Lord, what had she gotten herself into? “You say, ‘Oh, right,’ like it’s no big deal.”
He moved in again, nuzzled his nose to her neck, nudged up into her hairline, nipped at her earlobe, and blew over the dampness he’d left till she groaned. “Is it? A big deal?”
It was going to be if she didn’t push him away because, oh, he melted her. She was weak in his presence, spineless when he was near, and she arched her neck, her sex damp and tingling, and because of all that, her voice was harsh when she found it. “Of course it’s a big deal. What kind of question is that?”

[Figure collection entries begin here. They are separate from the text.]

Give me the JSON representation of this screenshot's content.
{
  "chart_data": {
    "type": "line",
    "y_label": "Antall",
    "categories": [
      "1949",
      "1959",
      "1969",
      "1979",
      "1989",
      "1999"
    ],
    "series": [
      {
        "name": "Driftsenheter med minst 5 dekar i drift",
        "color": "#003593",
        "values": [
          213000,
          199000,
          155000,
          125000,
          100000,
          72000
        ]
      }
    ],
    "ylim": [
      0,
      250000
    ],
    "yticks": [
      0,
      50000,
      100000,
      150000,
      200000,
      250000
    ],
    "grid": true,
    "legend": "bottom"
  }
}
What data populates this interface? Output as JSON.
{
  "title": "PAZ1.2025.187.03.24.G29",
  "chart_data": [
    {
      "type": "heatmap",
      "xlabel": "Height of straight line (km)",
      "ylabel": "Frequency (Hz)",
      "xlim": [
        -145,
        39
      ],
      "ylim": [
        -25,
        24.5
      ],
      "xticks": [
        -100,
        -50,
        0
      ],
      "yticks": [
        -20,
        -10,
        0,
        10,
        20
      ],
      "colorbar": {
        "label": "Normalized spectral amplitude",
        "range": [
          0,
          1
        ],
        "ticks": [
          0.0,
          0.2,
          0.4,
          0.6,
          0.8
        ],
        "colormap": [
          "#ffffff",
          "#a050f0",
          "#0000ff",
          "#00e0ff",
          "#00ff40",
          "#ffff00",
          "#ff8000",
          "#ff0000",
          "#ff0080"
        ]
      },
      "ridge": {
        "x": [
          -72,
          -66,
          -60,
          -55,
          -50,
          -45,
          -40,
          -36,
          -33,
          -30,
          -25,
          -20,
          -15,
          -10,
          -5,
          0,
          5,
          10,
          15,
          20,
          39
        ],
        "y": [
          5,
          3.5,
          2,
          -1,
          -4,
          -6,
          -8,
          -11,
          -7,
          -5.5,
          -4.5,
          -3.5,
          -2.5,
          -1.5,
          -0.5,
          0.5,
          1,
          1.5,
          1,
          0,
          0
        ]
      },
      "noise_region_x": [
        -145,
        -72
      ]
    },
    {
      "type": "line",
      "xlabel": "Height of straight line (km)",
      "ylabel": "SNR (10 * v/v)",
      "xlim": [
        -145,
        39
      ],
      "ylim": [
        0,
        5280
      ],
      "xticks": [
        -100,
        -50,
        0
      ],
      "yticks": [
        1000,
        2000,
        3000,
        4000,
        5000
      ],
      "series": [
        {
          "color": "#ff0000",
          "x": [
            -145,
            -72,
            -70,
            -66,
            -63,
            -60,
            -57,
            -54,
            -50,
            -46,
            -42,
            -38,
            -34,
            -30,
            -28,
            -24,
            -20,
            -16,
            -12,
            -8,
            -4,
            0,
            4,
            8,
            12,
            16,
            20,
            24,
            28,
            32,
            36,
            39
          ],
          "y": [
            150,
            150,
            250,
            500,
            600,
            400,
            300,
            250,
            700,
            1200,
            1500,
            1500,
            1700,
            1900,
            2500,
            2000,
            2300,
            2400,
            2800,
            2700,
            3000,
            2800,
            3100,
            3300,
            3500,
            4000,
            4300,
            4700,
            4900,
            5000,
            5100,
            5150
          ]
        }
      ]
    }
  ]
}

He stopped, straightened, gave her the space she wanted, she didn’t want, she wanted. “I don’t know, Arwen. I thought we were playing here.”
She held his gaze, a shift of emotions knocking at her center, and asked, “Here? As in here and now, this moment? Or here, as in you and I hooking up?”
He huffed, shook his head, looked down at the ground then looked back, his eyes darker now, the glint of flirtation pinched out. “Is this like the movie where Julia Roberts didn’t want to kiss Richard Gere? You and I can do the nasty, but I can’t tease you about it?”
“You’ve seen Pretty Woman?”
“Show me a guy who hasn’t, and I’ll show you a guy who never figured out how to use a movie to get in a girl’s pants.”